Emap, the debt-heavy business publisher behind Broadcast, Drapers and the Nursing Times, has warned that failure to renegotiate its banking covenants could place “significant doubt” on its future.
Accounts released for Emap for the 12 months to the end of March reveal that parent company Eden Bidco, a joint venture between private-equity firm Apax and Guardian Media Group, risks breaching its agreements with lenders should the ecconomic climate deteriorate and Emap’s profits fall “materially below the level seen in the first half of 2009”.
Pre-tax profits were £34 million in the year to March and the covenants are “dependent upon growth” in future profits.
According to Emap’s accounts, the business faces a “material uncertainty which may require the intermediate parent company undertaking to revisit its covenants with its lenders and, if necessary, re-set its covenants which will also impact the company.”
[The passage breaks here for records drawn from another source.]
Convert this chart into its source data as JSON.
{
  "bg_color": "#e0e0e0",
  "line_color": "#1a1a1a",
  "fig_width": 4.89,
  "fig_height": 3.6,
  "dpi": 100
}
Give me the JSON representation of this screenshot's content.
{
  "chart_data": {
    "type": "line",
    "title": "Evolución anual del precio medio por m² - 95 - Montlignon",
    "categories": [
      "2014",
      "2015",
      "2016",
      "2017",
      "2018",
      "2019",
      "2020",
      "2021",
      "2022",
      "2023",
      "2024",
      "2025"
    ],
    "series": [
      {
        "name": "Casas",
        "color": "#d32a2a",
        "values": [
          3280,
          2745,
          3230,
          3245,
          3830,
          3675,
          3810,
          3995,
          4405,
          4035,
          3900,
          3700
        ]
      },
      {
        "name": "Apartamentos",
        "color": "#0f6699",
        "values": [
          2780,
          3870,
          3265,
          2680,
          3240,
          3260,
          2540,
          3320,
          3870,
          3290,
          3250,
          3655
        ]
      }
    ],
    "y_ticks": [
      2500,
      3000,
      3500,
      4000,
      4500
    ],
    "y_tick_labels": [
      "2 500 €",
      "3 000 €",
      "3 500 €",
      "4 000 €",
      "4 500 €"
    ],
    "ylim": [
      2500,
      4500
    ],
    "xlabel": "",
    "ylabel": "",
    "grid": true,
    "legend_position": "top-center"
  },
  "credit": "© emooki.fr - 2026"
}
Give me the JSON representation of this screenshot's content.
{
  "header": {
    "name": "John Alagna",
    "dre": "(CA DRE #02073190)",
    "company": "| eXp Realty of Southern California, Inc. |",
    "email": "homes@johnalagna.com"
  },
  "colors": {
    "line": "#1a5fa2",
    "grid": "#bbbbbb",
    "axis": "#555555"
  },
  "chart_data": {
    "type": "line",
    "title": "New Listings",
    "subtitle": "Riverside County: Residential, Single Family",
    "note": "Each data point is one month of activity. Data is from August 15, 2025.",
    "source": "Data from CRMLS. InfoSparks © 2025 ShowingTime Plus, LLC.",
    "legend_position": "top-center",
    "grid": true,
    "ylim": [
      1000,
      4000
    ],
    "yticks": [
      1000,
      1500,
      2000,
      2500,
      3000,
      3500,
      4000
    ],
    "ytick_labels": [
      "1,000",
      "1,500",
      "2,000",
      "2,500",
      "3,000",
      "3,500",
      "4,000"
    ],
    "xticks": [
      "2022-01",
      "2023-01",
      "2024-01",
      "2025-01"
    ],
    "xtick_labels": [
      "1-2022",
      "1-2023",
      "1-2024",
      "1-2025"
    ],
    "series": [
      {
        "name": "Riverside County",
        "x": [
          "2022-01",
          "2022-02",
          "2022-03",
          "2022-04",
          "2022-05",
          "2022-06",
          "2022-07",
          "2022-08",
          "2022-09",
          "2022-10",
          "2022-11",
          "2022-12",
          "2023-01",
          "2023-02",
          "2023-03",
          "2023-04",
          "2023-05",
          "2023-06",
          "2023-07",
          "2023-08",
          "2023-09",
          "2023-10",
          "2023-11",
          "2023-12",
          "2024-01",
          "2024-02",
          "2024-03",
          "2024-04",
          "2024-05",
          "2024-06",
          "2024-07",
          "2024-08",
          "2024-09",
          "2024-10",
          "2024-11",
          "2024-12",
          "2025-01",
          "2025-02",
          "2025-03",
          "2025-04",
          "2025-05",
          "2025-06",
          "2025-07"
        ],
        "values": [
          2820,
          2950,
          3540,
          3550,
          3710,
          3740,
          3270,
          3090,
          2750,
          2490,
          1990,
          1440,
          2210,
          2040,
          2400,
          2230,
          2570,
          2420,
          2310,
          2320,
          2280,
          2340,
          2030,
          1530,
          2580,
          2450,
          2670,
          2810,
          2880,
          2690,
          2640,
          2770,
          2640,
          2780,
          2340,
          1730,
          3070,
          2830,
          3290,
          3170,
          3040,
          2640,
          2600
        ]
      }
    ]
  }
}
The accounts said directors believed the company could continue to meet its covenants but that a “failure to agree a revision may cast significant doubt about the entity’s ability to continue as a going concern.”
Cayman Islands-based Eden Bidco is in talks with lenders including HSBC and Royal Bank of Scotland about relaxing covenants on £700m worth of debt.
Apax and GMG paid almost £1.1 billion to buy Emap in March 2008. Just 12 months later, Apax wrote down the value of its £300m investment to zero because of the recession.
A spokesman for Emap told the Evening Standard the company’s owners have “great confidence” in the business, adding that it was “operating fully within its existing banking covenants” although “it is prudent for management to keep financing under review”.